More typically use GetRawAtCursor<T>() method to return the data as a specific type T. Use ResetCursor() to reset the cursor to the beginning of the result. Returns error if this result is not RAW format.

Return
Error object indicating success or failure.
Parameters
  • batch_idx: Returns results for this entry of the batch.
  • buf: Returns pointer to ‘adv_byte_size’ bytes of data.
  • adv_byte_size: The number of bytes of data to get a reference to.

template <typename T>
Error GetRawAtCursor(size_t batch_idx, T *out)

Read a value for a specific batch entry at the current “cursor” from the result tensor as the specified type T and advance the cursor.

Use ResetCursor() to reset the cursor to the beginning of the result. Returns error if this result is not RAW format.

Return
Error object indicating success or failure.
Parameters
  • batch_idx: Returns results for this entry of the batch.
  • out: Returns the value at the cursor.

virtual Error GetClassCount(size_t batch_idx, size_t *cnt) const = 0

Get the number of class results for a batch.

Returns error if this result is not CLASS format.

Return
Error object indicating success or failure.
Parameters
  • batch_idx: The index in the batch.
  • cnt: Returns the number of ClassResult entries for the batch entry.

virtual Error GetClassAtCursor(size_t batch_idx, ClassResult *result) = 0

Get the ClassResult result for a specific batch entry at the current cursor.

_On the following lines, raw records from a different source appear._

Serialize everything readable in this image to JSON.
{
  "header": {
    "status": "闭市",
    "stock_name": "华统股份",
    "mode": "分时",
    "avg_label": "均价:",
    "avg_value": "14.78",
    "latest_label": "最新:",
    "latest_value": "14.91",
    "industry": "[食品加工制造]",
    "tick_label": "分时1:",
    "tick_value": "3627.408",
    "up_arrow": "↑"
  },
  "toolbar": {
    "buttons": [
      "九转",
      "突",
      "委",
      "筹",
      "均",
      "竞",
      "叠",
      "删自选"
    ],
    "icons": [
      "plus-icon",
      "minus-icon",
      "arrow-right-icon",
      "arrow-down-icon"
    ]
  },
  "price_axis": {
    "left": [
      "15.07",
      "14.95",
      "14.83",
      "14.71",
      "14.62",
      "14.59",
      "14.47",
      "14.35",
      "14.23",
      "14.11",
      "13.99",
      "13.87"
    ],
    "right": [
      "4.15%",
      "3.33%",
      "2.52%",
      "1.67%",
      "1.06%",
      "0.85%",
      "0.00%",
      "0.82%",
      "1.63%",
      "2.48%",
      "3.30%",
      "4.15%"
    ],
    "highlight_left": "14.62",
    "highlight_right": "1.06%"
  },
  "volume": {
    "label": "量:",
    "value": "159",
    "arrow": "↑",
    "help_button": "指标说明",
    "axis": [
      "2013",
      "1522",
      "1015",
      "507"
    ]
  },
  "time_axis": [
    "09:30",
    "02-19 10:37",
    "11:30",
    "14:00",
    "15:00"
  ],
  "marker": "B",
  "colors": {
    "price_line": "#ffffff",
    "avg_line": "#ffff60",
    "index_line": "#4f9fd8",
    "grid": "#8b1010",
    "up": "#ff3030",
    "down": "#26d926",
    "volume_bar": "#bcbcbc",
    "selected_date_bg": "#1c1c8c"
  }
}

Use ResetCursor() to reset the cursor to the beginning of the result. Returns error if this result is not CLASS format.

Return
Error object indicating success or failure.
Parameters
  • batch_idx: The index in the batch.
  • result: Returns the ClassResult value for the batch at the cursor.

virtual Error ResetCursors() = 0

Reset cursor to beginning of result for all batch entries.

Return
Error object indicating success or failure.

virtual Error ResetCursor(size_t batch_idx) = 0

Reset cursor to beginning of result for specified batch entry.

Return
Error object indicating success or failure.
Parameters
  • batch_idx: The index in the batch.

struct ClassResult

The result value for CLASS format results.

Public Members

size_t idx

The index of the class in the result vector.

float value

The value of the class.

std::string label

The label for the class, if provided by the model.

struct Stat

Cumulative statistic of the InferContext.

Note
For gRPC protocol, ‘cumulative_send_time_ns’ represents the time for marshaling infer request. ‘cumulative_receive_time_ns’ represents the time for unmarshaling infer response.

Public Functions

Stat()

Create a new Stat object with zero-ed statistics.

Public Members

size_t completed_request_count

Total number of requests completed.

uint64_t cumulative_total_request_time_ns

Time from the request start until the response is completely received.

uint64_t cumulative_send_time_ns

Time from the request start until the last byte is sent.

uint64_t cumulative_receive_time_ns

Time from receiving first byte of the response until the response is completely received.